Artık, otoriter ve yerleşik yönetim anlayışını ilke olarak benimseyenlerin; kendi içinde Siyasal İnovasyon'u başaramamasına rağmen "Reformist Politikalar" üretmeye ve bunu dillendirmeye çalışması; sadece ve sadece toplumda protest görüşlerin artmasına ve rey anlamında karşılığın kalmamasına sebep olduğu açık bir şekilde gözlemlenmektedir.

Bu gözlem; Siyasi Kurumların gelenekçi yapısını etkileyerek yenilikçi prensiplerin türetilmesine ve başta tüm politikalarının revizesinden örgütlenme stratejilerine; oradan da toplum ilişkilerine kadar bir çok sahada yeni bir perspektife kapı aralayacaktır. 

Günümüzde hiç bir siyasal yapı kendi kabuğundan şeklini almaz, ona bu şekli verecek olan da, değişime uğratacak olan da Toplumun kendisidir.
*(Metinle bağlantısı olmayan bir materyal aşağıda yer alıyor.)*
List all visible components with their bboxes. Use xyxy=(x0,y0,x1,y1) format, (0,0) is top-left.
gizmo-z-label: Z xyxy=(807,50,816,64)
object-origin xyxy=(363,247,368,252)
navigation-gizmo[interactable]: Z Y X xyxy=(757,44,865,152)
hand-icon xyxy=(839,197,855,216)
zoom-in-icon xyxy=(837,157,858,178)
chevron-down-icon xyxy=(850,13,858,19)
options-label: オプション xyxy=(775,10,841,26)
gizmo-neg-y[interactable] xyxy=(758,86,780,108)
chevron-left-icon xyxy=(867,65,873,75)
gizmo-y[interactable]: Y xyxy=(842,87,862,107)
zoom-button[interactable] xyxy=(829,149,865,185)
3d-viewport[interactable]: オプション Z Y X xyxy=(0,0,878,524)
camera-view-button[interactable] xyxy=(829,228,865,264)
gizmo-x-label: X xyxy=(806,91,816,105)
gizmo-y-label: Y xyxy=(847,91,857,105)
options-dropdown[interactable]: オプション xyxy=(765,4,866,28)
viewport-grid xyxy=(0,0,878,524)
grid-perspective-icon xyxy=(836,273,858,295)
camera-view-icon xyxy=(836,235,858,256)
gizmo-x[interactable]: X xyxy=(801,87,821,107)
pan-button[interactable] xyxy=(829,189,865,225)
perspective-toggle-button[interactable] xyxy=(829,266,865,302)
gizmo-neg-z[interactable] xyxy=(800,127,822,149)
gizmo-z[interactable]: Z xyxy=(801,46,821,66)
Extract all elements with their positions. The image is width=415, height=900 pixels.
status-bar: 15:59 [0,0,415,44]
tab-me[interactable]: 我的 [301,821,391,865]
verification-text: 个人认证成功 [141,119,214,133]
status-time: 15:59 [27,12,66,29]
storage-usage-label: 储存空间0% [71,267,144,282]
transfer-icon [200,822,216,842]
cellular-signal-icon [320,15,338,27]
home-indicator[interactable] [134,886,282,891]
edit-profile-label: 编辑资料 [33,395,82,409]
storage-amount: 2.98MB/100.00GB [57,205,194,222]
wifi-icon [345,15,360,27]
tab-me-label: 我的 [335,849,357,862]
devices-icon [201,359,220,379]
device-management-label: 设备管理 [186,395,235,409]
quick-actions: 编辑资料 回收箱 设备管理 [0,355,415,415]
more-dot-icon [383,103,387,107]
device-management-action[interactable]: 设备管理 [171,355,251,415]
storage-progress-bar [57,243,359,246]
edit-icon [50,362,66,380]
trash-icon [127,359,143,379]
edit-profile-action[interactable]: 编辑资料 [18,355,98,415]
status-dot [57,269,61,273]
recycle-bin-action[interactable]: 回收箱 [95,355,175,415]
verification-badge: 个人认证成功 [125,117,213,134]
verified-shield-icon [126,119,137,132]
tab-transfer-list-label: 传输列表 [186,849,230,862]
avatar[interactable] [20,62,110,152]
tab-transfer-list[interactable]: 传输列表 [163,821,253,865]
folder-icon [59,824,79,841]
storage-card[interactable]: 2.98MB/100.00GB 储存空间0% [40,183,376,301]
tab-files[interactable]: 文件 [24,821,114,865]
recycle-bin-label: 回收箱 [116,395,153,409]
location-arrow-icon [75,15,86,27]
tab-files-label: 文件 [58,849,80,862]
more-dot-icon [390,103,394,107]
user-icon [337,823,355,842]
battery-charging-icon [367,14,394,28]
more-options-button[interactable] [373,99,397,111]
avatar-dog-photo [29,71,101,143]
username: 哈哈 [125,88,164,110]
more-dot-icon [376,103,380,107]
Türk Siyasi Tarihi'ne şöyle bir baktığımızda; siyasal düşüncenin çeşitli dönemlerde o zamanının uygun zeminine göre şekilden şekile girerek bir çok değişime uğradığını ve hatta bu değişimlerin bir tezahürü olarak yeni nesil görüşlerin ürediğini görmekteyiz. 

Tarihte bu zaman ve zemin bazen "Özgürlükçü-Demokratik" ortam olarak karşımıza çıkarken; bazen de "Totaliter-Despotizm" olarak karşımıza çıkmış olsa da; "Yenilikçilik Akımı" her zaman ve zeminin tüm imkansızlıklarına rağmen türemeyi başarmış ve çeşitli adlarda bir reform hareketi olarak kendini göstermiştir.